Time‐frequency representation of activity in the hand‐motor area in response to diazepam uptake. SAM analysis of beta power during isometric contraction of the right hand used to localize right primary motor cortex hand area (pseudo‐t = 2.9). The SAM peak (left) used to direct virtual electrode analysis using time frequency spectrograms (Morlett–Wavelet Mann–Whitney) to compare the activity in drug active phases with baseline in a representative individual (note a z‐value of 1.96 corresponds to P < 0.05).

Figure 5

Placebo‐control Data.
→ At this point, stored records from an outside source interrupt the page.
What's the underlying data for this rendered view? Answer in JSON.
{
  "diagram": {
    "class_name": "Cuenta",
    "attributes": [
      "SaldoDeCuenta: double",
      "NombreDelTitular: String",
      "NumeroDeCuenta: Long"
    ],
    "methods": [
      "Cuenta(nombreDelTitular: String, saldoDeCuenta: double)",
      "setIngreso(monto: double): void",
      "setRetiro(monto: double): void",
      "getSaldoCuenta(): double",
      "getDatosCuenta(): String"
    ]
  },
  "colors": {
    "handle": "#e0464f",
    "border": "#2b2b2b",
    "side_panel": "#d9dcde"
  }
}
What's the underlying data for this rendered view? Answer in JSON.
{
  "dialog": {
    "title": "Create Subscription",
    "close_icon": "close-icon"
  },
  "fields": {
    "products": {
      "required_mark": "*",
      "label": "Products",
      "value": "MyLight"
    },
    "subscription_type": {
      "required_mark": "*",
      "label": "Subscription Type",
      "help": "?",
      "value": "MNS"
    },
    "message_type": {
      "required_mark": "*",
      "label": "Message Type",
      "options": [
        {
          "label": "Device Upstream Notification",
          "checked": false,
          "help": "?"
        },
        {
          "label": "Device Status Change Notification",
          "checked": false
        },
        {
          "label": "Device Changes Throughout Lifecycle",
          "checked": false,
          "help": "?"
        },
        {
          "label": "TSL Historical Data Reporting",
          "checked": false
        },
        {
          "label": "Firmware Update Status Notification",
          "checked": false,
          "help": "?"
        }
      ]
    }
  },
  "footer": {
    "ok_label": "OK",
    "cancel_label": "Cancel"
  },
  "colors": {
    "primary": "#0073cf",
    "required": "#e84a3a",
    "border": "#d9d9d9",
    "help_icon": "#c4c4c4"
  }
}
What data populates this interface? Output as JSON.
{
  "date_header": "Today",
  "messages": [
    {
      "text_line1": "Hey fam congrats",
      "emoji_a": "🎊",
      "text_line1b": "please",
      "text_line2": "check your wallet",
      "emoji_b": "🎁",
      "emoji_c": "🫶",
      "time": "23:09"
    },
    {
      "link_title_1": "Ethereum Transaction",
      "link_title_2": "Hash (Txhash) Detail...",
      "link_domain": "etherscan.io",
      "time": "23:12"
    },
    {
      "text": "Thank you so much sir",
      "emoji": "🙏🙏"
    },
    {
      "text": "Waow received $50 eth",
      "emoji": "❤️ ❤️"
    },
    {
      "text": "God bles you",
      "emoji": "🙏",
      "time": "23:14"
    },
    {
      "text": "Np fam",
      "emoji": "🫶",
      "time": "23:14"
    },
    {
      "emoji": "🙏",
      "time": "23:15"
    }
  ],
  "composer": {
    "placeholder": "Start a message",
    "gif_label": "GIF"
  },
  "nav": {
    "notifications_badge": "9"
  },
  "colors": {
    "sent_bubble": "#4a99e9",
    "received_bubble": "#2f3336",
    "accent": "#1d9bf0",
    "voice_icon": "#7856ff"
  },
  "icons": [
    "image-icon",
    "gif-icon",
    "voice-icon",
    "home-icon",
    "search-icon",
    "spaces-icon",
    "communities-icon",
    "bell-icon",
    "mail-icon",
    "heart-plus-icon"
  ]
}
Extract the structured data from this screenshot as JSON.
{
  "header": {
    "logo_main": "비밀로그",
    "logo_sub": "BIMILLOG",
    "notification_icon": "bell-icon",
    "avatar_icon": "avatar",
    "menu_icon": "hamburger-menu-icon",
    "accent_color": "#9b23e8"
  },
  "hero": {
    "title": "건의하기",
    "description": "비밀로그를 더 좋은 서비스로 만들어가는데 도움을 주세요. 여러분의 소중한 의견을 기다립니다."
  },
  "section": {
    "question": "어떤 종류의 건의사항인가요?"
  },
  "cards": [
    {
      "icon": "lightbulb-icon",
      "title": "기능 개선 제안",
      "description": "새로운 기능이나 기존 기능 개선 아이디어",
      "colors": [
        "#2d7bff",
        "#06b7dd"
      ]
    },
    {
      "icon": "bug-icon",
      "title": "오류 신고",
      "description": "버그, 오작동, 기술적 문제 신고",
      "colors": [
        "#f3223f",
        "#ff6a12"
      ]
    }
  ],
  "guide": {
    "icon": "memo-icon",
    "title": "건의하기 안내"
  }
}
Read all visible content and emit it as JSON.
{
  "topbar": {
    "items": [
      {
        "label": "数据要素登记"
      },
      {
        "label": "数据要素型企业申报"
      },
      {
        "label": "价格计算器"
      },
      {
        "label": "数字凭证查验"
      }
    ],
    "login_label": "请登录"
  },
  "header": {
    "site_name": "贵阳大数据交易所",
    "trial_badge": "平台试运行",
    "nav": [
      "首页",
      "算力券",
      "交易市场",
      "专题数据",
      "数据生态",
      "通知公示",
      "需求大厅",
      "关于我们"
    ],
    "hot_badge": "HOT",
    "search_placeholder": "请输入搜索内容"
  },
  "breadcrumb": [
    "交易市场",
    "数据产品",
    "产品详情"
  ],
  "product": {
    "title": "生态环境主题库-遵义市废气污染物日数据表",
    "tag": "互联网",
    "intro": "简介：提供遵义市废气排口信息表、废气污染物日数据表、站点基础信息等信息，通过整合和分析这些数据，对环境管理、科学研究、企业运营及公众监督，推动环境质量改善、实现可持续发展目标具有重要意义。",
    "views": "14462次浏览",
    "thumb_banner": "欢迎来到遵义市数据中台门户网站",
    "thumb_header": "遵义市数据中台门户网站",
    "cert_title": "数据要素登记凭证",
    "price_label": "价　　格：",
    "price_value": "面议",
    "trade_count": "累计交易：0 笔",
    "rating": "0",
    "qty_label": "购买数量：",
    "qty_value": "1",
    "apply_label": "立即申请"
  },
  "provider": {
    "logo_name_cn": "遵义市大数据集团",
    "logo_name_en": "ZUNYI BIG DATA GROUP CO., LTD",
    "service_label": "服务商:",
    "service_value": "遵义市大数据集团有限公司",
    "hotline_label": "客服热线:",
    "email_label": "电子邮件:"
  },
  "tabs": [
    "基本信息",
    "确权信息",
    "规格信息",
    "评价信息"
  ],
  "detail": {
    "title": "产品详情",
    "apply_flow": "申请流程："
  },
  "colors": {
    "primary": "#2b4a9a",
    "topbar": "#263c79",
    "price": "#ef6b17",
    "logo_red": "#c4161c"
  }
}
Envelopes of RMS oscillatory power during the 60‐min postplacebo administration at functionally derived SAM peaks. Data show alpha power in the visual cortex determined from eye‐closure induced alpha SAM peak (A and D), gamma power in visual cortex determined from visually induced gamma SAM peak (B and E), and beta power in motor cortex determined from finger movement induced beta (C and F). The top panel shows data (1 sample/minute) for four subjects' placebo data, while the bottom panel shows group mean over each 10 min period ±1.96 SEM for placebo versus diazepam at the same loci.

Figure 6

Comparison of pharmaco‐MEG and PET. Comparative image of PET receptor density mapping of benzodiazepine receptors using [11C]‐flumazenil and MEG activity in the β–γ (15–80 Hz) frequency range following diazepam administration. This image is partially composed (left panel) of a modified image from the study by Fedi et al. [ 2006].